Security and economy questions in country linger 33 years later

Fred K. Muhumuza

What you need to know:

  • Weak institutions. Several boda boda riders compete for the occasional customer as many prefer to walk home. Wrangles related to land grabbing, boundary disputes and family feuds have been amplified by weak institutions and corruption among government officials.

On Friday, September 13, 1985, a small boy rode a Raleigh bicycle into Hoima Town to take 40kgs of maize to a mill, buy soap and gather news on the fragile security situation following the overthrow of the Obote government on July 27, 1985.
Apart from the dark nimbus clouds that often come in September, that day the town also welcomed several lorryloads of soldiers brandishing brand new AK-47 rifles. The boy had no idea that the soldiers were destined for his sub-county headquarters of Buhimba, some seven miles out of Hoima Town.
Buhimba was a humble trading centre with about a dozen buildings that doubled as shops and residences. A few youth would loiter the single street every afternoon after a hard day’s work in the gardens.

By the time the government soldiers were repulsed on October 30, 1985 by Museveni’s National Resistance Army (NRA) guerillas, several people had been displaced, raped or murdered. The common thread in nearly every survivor’s story was the act of running across hills and valleys from villages full of guns to villages full of guns.
Escaping the guns of the government soldiers to hide behind the guns of the NRA was a desire of every man, woman and child. Ideological differences of the men with guns seemed to be the major distinction.
The small boy with a bicycle, author of this story, stayed in Buhimba to protect his home’s fragile economy against thieves who roamed the empty villages.

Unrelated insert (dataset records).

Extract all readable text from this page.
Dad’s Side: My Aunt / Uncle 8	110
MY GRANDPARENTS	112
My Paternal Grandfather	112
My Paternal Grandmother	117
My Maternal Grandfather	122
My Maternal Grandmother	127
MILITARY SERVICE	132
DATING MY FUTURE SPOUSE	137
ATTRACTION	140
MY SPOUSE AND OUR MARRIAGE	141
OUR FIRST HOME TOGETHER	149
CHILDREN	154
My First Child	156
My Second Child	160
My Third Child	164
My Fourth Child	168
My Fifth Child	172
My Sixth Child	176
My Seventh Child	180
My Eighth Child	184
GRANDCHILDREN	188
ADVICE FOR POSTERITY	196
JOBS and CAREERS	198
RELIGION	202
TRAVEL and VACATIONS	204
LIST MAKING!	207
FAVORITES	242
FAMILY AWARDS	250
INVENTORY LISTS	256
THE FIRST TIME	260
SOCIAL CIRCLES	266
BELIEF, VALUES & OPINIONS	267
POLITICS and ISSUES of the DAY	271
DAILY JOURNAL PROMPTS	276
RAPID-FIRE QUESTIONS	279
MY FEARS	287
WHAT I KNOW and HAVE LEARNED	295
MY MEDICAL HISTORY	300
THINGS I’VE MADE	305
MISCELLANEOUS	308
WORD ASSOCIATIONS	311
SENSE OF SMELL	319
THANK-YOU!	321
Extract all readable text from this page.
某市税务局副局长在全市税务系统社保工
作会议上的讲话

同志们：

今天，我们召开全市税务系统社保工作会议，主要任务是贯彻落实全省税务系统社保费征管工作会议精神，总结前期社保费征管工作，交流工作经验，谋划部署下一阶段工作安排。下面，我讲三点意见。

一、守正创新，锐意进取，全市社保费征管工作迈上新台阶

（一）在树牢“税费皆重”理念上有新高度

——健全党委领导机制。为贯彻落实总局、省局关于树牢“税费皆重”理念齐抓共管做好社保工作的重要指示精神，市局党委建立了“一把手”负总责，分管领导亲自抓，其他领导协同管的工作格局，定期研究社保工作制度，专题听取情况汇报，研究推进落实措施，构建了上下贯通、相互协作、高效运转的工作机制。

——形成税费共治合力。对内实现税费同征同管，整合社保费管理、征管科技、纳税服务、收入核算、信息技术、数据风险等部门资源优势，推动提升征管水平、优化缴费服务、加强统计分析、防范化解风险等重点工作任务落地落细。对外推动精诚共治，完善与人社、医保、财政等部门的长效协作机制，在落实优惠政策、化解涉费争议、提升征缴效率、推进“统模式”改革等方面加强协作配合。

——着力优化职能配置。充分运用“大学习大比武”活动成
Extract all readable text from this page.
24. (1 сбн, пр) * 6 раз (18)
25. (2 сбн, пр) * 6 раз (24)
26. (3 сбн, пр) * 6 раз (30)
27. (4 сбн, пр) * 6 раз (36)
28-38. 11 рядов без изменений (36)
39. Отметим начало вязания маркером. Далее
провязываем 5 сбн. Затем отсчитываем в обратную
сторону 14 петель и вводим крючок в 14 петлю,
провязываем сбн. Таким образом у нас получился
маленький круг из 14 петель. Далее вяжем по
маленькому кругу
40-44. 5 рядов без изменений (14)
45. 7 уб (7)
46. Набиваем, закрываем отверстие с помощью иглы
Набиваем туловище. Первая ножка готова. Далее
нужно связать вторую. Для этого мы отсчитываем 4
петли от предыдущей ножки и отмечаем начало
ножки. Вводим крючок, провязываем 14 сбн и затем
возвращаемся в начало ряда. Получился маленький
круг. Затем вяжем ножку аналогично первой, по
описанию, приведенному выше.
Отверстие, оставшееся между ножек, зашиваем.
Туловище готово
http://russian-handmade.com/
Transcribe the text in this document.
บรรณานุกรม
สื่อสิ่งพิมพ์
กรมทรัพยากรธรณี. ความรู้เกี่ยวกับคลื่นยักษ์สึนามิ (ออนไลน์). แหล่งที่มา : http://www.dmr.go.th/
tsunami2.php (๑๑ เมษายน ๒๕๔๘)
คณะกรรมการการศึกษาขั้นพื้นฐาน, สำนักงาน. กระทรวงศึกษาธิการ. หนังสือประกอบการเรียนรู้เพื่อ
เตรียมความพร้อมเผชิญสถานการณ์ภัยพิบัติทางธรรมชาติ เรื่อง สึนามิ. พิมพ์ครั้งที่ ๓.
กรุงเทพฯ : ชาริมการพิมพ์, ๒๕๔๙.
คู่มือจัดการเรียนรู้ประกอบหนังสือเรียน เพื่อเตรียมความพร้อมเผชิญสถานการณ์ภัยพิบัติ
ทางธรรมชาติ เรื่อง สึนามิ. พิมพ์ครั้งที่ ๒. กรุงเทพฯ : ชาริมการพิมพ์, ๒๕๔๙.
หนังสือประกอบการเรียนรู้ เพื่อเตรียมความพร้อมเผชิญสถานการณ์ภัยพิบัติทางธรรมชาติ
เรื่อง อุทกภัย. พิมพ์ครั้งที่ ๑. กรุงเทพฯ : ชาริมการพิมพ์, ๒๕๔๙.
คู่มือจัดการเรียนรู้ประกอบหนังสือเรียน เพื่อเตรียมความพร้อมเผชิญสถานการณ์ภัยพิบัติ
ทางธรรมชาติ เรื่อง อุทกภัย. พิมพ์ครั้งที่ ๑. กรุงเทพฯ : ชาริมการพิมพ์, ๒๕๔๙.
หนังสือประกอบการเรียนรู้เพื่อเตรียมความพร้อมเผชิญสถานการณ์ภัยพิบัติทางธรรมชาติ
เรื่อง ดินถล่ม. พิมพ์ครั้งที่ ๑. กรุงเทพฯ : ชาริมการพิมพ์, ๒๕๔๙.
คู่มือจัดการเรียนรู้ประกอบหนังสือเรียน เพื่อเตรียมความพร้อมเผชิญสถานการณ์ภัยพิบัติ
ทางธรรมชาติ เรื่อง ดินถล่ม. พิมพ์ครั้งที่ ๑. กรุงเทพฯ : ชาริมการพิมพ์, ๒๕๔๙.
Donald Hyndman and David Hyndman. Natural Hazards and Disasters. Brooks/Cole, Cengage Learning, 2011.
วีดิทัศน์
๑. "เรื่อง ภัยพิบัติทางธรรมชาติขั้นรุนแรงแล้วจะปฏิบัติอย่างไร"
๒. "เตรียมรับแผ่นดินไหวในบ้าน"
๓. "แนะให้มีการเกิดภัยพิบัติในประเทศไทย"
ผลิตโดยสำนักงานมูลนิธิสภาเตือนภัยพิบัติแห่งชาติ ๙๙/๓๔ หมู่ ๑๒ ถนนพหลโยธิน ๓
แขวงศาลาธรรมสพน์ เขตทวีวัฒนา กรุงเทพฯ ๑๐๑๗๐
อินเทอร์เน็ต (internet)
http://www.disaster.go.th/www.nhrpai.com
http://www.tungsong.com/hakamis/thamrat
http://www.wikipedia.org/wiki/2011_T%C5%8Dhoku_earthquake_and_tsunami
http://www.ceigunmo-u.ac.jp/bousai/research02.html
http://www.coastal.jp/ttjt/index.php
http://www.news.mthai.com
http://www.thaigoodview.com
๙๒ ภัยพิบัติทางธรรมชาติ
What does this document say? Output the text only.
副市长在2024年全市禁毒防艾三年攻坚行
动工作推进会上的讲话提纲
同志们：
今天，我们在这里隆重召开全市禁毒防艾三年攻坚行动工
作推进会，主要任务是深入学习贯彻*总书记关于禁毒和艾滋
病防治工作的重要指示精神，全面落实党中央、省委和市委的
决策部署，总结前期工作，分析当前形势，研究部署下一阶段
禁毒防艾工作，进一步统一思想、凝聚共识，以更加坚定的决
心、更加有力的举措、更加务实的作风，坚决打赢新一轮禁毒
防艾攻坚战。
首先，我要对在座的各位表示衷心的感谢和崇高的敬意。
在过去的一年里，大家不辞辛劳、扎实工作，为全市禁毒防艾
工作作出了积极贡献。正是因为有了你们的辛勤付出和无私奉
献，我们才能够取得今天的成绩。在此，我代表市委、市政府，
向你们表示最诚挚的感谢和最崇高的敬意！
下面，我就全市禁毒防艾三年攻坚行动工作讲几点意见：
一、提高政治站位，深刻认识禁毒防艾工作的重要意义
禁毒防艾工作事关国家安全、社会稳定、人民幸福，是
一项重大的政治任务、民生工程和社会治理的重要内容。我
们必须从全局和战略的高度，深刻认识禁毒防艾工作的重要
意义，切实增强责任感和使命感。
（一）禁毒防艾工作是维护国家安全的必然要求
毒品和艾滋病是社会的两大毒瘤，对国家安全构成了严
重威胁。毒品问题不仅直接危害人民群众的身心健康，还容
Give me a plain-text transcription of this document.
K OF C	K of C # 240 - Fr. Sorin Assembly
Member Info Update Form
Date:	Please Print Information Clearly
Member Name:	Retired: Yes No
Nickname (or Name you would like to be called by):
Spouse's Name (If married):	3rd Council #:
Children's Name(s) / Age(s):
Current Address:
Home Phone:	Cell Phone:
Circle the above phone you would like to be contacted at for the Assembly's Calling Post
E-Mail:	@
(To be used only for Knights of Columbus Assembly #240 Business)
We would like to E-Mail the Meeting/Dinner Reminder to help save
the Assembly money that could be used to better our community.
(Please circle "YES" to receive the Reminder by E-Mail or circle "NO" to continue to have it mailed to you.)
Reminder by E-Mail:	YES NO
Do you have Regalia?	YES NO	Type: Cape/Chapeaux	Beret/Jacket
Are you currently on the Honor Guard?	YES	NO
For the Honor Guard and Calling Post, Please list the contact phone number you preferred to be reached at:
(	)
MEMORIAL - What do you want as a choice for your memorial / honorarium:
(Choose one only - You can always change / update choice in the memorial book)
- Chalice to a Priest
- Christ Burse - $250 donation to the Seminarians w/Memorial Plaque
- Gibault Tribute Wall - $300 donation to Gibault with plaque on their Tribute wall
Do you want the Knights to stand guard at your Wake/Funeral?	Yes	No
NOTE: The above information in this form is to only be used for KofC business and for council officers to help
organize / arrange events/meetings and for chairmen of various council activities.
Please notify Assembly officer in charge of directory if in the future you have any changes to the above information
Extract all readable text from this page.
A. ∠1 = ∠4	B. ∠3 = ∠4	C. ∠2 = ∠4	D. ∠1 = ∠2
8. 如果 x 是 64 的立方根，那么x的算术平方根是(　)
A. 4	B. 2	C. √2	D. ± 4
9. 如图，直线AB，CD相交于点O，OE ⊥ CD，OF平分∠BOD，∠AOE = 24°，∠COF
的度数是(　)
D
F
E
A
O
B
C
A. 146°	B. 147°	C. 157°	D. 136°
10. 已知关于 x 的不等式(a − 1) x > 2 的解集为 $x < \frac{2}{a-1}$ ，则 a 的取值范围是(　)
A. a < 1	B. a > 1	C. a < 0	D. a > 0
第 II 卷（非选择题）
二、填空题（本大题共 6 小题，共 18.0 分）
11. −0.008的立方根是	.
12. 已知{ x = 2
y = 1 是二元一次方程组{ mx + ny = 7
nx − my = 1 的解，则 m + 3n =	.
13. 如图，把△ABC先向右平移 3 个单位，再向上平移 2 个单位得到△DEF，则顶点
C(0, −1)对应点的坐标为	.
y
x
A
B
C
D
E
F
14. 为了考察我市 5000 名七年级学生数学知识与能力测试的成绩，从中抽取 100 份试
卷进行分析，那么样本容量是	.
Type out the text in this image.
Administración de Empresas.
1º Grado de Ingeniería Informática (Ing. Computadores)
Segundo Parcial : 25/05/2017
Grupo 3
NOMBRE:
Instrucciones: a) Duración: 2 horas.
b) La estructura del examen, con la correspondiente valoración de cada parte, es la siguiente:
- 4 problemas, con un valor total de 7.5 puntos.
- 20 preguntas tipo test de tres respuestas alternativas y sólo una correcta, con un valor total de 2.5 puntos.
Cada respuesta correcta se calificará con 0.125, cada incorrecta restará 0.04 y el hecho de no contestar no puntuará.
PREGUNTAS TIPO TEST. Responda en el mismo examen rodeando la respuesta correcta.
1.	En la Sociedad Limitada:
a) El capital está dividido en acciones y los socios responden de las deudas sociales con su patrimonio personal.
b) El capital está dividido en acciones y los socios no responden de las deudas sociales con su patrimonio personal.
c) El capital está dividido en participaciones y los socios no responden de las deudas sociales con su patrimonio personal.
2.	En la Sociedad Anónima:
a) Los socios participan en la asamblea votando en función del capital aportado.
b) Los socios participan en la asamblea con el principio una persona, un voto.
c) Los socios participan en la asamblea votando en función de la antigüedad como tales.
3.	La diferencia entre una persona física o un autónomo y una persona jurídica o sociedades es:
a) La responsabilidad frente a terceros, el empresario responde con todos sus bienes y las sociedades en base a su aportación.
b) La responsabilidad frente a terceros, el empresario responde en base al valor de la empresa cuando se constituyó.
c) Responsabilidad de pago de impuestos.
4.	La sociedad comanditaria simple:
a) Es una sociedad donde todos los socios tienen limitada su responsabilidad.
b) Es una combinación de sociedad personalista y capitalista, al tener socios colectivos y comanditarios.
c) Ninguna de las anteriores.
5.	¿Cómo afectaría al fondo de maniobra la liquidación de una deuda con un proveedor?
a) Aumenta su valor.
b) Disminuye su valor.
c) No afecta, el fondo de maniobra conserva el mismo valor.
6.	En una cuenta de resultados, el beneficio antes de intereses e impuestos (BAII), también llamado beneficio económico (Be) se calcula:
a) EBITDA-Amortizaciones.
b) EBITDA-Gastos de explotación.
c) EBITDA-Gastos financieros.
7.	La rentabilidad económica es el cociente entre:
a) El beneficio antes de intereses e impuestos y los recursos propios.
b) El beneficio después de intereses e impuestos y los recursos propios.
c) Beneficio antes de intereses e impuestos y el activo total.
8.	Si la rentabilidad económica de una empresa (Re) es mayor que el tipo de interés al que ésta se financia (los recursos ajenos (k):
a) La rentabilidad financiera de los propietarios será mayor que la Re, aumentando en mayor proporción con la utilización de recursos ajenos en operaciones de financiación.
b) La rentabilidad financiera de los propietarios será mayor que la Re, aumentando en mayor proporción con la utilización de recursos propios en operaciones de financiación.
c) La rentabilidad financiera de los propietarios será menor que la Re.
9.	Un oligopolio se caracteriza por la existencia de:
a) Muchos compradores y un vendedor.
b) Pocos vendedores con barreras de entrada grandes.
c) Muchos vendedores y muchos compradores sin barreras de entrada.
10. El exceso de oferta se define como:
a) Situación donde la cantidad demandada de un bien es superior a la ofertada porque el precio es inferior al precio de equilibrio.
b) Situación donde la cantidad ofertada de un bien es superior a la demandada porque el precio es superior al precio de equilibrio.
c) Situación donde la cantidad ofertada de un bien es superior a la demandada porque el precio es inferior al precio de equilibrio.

That was until a landmine blew up a truck of soldiers close to his home sparking a wave of kidnaps and murders. The boy fled to relative safety in Hoima Town. Though poverty was as rampant as the marauding soldiers, the disgruntled old and youth focused on resolving the security problem with some joining the guerillas.
Now 33 three years later, Buhimba is a sprawling town council with countless buildings, maize mills, private and public schools, a petrol station, a weekly market and mobile money agents. There is electricity, water and a tarmac road under construction.

The communal cattle dip has disappeared just like the efficient medical services that saw the small boy get his badly injured finger treated with regular antibiotics and antiseptics for an entire month in the mid-1970s.
Buhimba is certainly not a war zone anymore, but, like many parts of Uganda, still grapples with problems of security of person and property, poverty, inequality and diseases, given the elusiveness of the impact of the 33-year development story.
Many buildings, now made of permanent material, are either unfinished or unused as the business boom has not been sustained.

Several boda boda riders compete for the occasional customer as many prefer to walk home. Wrangles related to land grabbing, boundary disputes and family feuds have been amplified by weak institutions and corruption among government officials.
It is not clear which gun-wielding person to run to as the demystification of the gun has become a mystery given the unclear ideology of the men in uniform.

The story of Buhimba resonates across Uganda where a lot of physical development has hardly impacted the quality of life. Millions of immunised children have grown up to get poor education and no jobs.
Many youth are using the electronic media to tap social capital and beg for survival through Mobile Money or ask each other “what is up?” for us besides the dark nimbus clouds that often come in September every year.
The battle lines of 1985 have only changed form after all.

Dr Muhumuza is a development policy analyst committed to inclusive growth.